На стороне первых единение со всем народом и работа в общенародной культуре — великой культуре. Они очень многочисленны. Но они обычно равнодушны к массе своих собратьев по сексуальной ориентации, скрытны и — в качестве гомосексуалов — незаметны. По крайней мере, хотят быть незаметными. Вторые образуют громкое и скандальное меньшинство.
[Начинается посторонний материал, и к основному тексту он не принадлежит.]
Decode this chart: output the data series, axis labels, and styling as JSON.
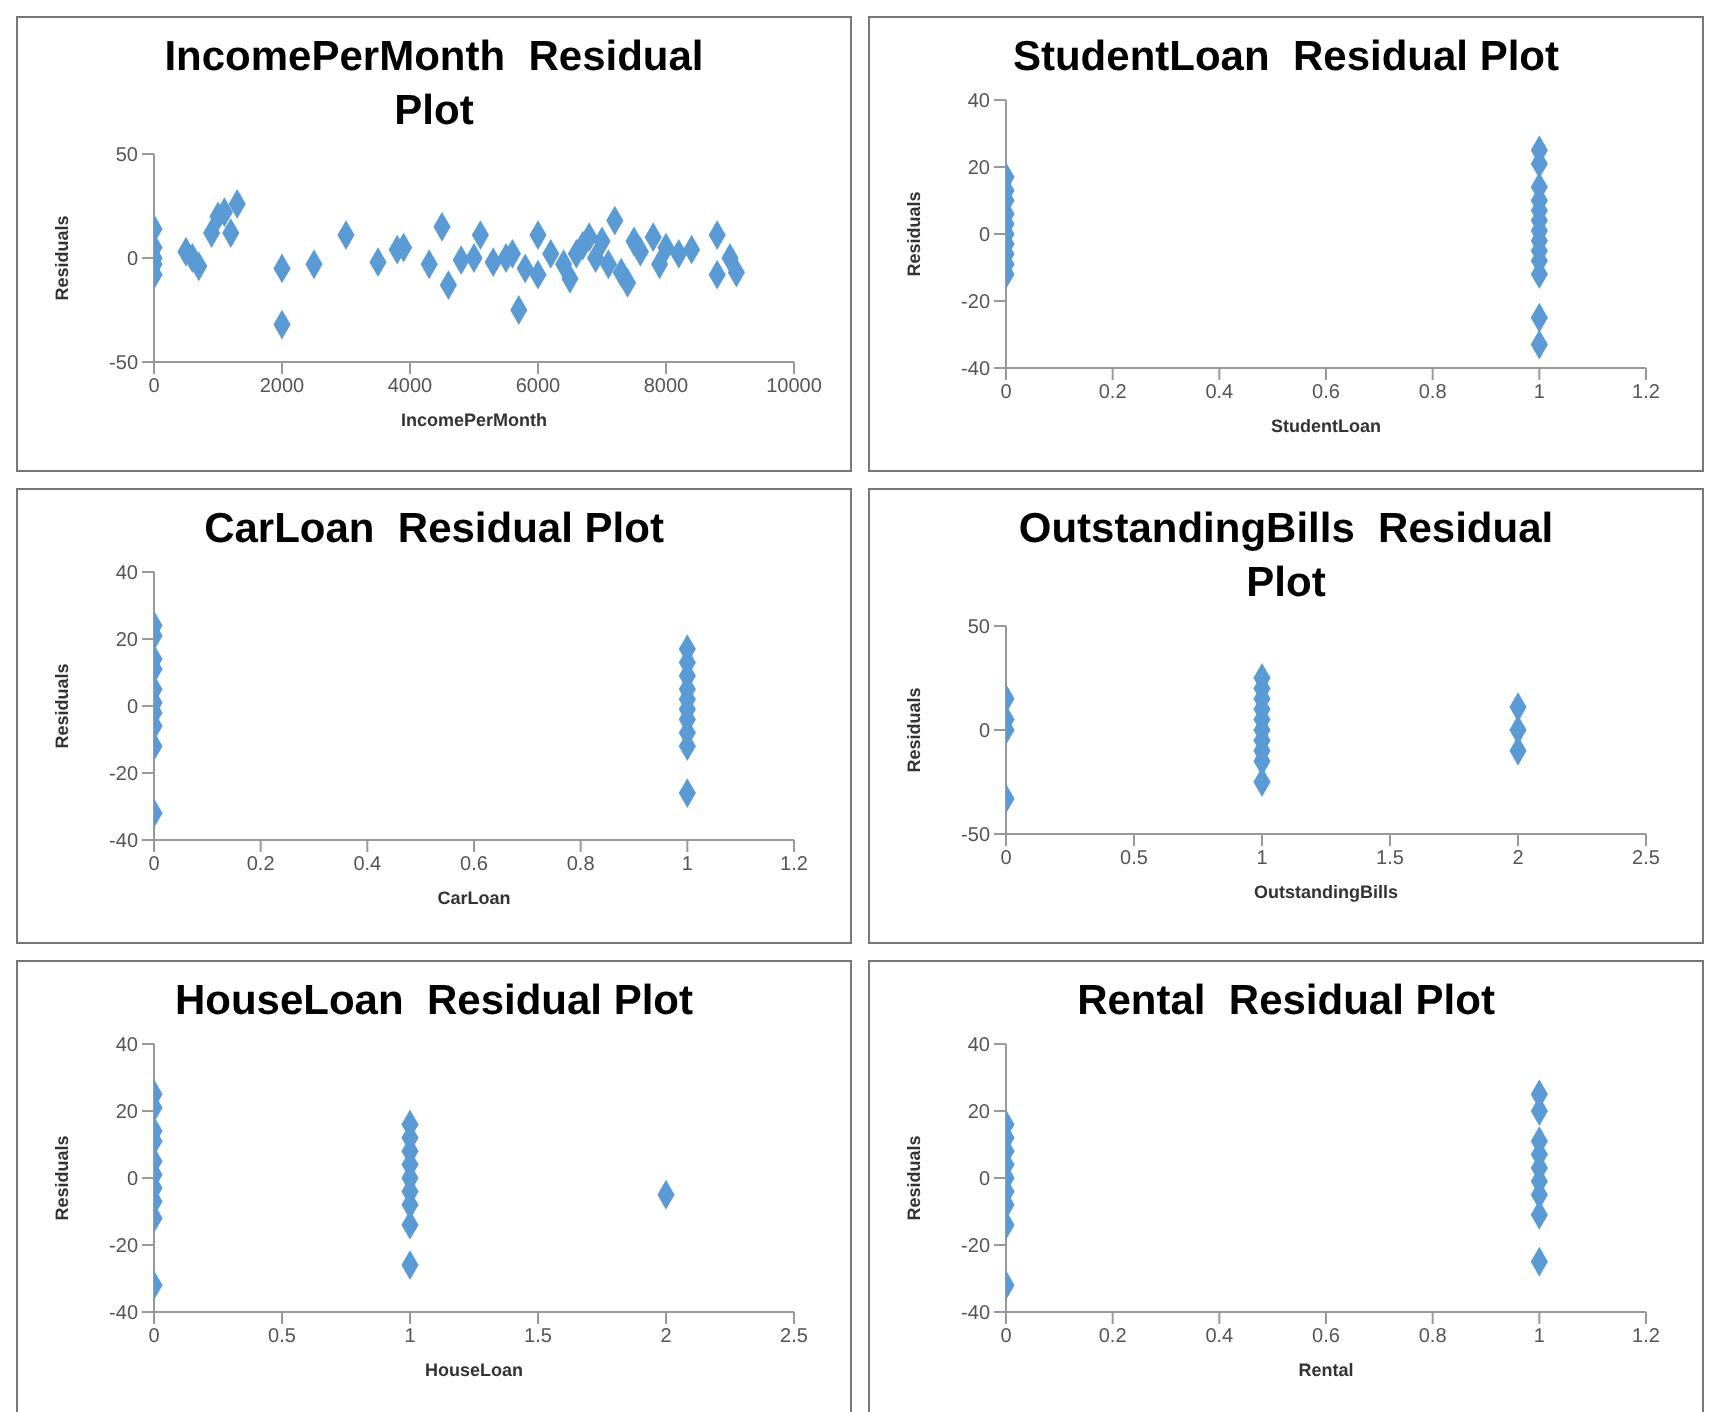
{
  "chart_data": [
    {
      "type": "scatter",
      "title": "IncomePerMonth  Residual Plot",
      "xlabel": "IncomePerMonth",
      "ylabel": "Residuals",
      "marker": "diamond",
      "grid": false,
      "legend": false,
      "xlim": [
        0,
        10000
      ],
      "xticks": [
        0,
        2000,
        4000,
        6000,
        8000,
        10000
      ],
      "ylim": [
        -50,
        50
      ],
      "yticks": [
        -50,
        0,
        50
      ],
      "series": [
        {
          "color": "#5b9bd5",
          "x": [
            0,
            0,
            0,
            0,
            0,
            500,
            600,
            700,
            900,
            1000,
            1100,
            1200,
            1300,
            2000,
            2000,
            2500,
            3000,
            3500,
            3800,
            3900,
            4300,
            4500,
            4600,
            4800,
            5000,
            5100,
            5300,
            5500,
            5600,
            5700,
            5800,
            6000,
            6000,
            6200,
            6400,
            6500,
            6600,
            6700,
            6800,
            6900,
            7000,
            7100,
            7200,
            7300,
            7400,
            7500,
            7600,
            7800,
            7900,
            8000,
            8200,
            8400,
            8800,
            8800,
            9000,
            9100
          ],
          "values": [
            14,
            5,
            0,
            -3,
            -8,
            3,
            0,
            -4,
            12,
            20,
            22,
            12,
            26,
            -5,
            -32,
            -3,
            11,
            -2,
            4,
            5,
            -3,
            15,
            -13,
            -1,
            0,
            11,
            -2,
            0,
            2,
            -25,
            -5,
            11,
            -8,
            2,
            -3,
            -10,
            2,
            6,
            10,
            0,
            8,
            -3,
            18,
            -7,
            -12,
            8,
            3,
            10,
            -3,
            5,
            2,
            4,
            11,
            -8,
            0,
            -7
          ]
        }
      ]
    },
    {
      "type": "scatter",
      "title": "StudentLoan  Residual Plot",
      "xlabel": "StudentLoan",
      "ylabel": "Residuals",
      "marker": "diamond",
      "grid": false,
      "legend": false,
      "xlim": [
        0,
        1.2
      ],
      "xticks": [
        0,
        0.2,
        0.4,
        0.6,
        0.8,
        1,
        1.2
      ],
      "ylim": [
        -40,
        40
      ],
      "yticks": [
        -40,
        -20,
        0,
        20,
        40
      ],
      "series": [
        {
          "color": "#5b9bd5",
          "x": [
            0,
            0,
            0,
            0,
            0,
            0,
            0,
            0,
            0,
            0,
            1,
            1,
            1,
            1,
            1,
            1,
            1,
            1,
            1,
            1,
            1,
            1,
            1
          ],
          "values": [
            17,
            13,
            10,
            6,
            3,
            0,
            -3,
            -6,
            -9,
            -12,
            25,
            21,
            14,
            10,
            7,
            4,
            1,
            -2,
            -5,
            -8,
            -12,
            -25,
            -33
          ]
        }
      ]
    },
    {
      "type": "scatter",
      "title": "CarLoan  Residual Plot",
      "xlabel": "CarLoan",
      "ylabel": "Residuals",
      "marker": "diamond",
      "grid": false,
      "legend": false,
      "xlim": [
        0,
        1.2
      ],
      "xticks": [
        0,
        0.2,
        0.4,
        0.6,
        0.8,
        1,
        1.2
      ],
      "ylim": [
        -40,
        40
      ],
      "yticks": [
        -40,
        -20,
        0,
        20,
        40
      ],
      "series": [
        {
          "color": "#5b9bd5",
          "x": [
            0,
            0,
            0,
            0,
            0,
            0,
            0,
            0,
            0,
            0,
            1,
            1,
            1,
            1,
            1,
            1,
            1,
            1,
            1,
            1
          ],
          "values": [
            24,
            21,
            14,
            11,
            5,
            1,
            -2,
            -6,
            -12,
            -32,
            17,
            13,
            9,
            5,
            2,
            -1,
            -4,
            -8,
            -12,
            -26
          ]
        }
      ]
    },
    {
      "type": "scatter",
      "title": "OutstandingBills  Residual Plot",
      "xlabel": "OutstandingBills",
      "ylabel": "Residuals",
      "marker": "diamond",
      "grid": false,
      "legend": false,
      "xlim": [
        0,
        2.5
      ],
      "xticks": [
        0,
        0.5,
        1,
        1.5,
        2,
        2.5
      ],
      "ylim": [
        -50,
        50
      ],
      "yticks": [
        -50,
        0,
        50
      ],
      "series": [
        {
          "color": "#5b9bd5",
          "x": [
            0,
            0,
            0,
            0,
            1,
            1,
            1,
            1,
            1,
            1,
            1,
            1,
            1,
            1,
            2,
            2,
            2
          ],
          "values": [
            15,
            5,
            0,
            -33,
            25,
            20,
            15,
            10,
            5,
            0,
            -5,
            -10,
            -15,
            -25,
            11,
            0,
            -10
          ]
        }
      ]
    },
    {
      "type": "scatter",
      "title": "HouseLoan  Residual Plot",
      "xlabel": "HouseLoan",
      "ylabel": "Residuals",
      "marker": "diamond",
      "grid": false,
      "legend": false,
      "xlim": [
        0,
        2.5
      ],
      "xticks": [
        0,
        0.5,
        1,
        1.5,
        2,
        2.5
      ],
      "ylim": [
        -40,
        40
      ],
      "yticks": [
        -40,
        -20,
        0,
        20,
        40
      ],
      "series": [
        {
          "color": "#5b9bd5",
          "x": [
            0,
            0,
            0,
            0,
            0,
            0,
            0,
            0,
            0,
            0,
            1,
            1,
            1,
            1,
            1,
            1,
            1,
            1,
            1,
            2
          ],
          "values": [
            25,
            21,
            14,
            11,
            5,
            1,
            -3,
            -7,
            -12,
            -32,
            16,
            12,
            8,
            4,
            0,
            -4,
            -8,
            -14,
            -26,
            -5
          ]
        }
      ]
    },
    {
      "type": "scatter",
      "title": "Rental  Residual Plot",
      "xlabel": "Rental",
      "ylabel": "Residuals",
      "marker": "diamond",
      "grid": false,
      "legend": false,
      "xlim": [
        0,
        1.2
      ],
      "xticks": [
        0,
        0.2,
        0.4,
        0.6,
        0.8,
        1,
        1.2
      ],
      "ylim": [
        -40,
        40
      ],
      "yticks": [
        -40,
        -20,
        0,
        20,
        40
      ],
      "series": [
        {
          "color": "#5b9bd5",
          "x": [
            0,
            0,
            0,
            0,
            0,
            0,
            0,
            0,
            0,
            1,
            1,
            1,
            1,
            1,
            1,
            1,
            1,
            1
          ],
          "values": [
            16,
            12,
            8,
            4,
            0,
            -4,
            -8,
            -14,
            -32,
            25,
            20,
            11,
            7,
            3,
            -1,
            -5,
            -11,
            -25
          ]
        }
      ]
    }
  ]
}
На их стороне — та политическая борьба, которая и привела к нынешнему признанию гражданских прав сексуальных меньшинств, но на их счету и опасное отделение голубых от обычной публики, резкое противопоставление геев прочему люду, уход в узкую и не совсем здоровую субкультуру.
Любопытно рассмотреть некоторые черты этой субкультуры (Schwendter 1971; Dannecker und Reiche 1975, Кар. 2. «Die homosexuelle Subkultur»: 67-144; Hohmann 1976; Browning 1993a; и др.).
2. Властительная гипербола
В «Дневнике вора», аттестованном на обложке как «автобиографический роман», Жене таким образом рассуждает об одноруком Стилитано:
«Мне было наплевать, смогу ли я, будучи без ума от мощных красавцев, влюбиться в этого вшивого уродливого оборванца, на которого покрикивали даже трусы, воспылать страстью к его приплюснутым ягодицам… а если, как на грех, у него окажется великолепный член?» Уже на следующей странице он признается, что «был сражен наповал» одноруким. «Но прежде всего да будет вам известно, что он не был наделен ни единой христианской добродетелью. Весь его блеск, вся его сила заключалась у него между ногами. Его член со всеми своими придатками, весь этот агрегат был настолько прекрасен, что у меня язык не поворачивается назвать его органом воспроизводства. Казалось, он был мертв, он редко и медленно приходил в движение, но не спал. Даже ночью он излучал из тщательно, хотя и одной рукой застегнутой ширинки сияние, озарявшее его обладателя».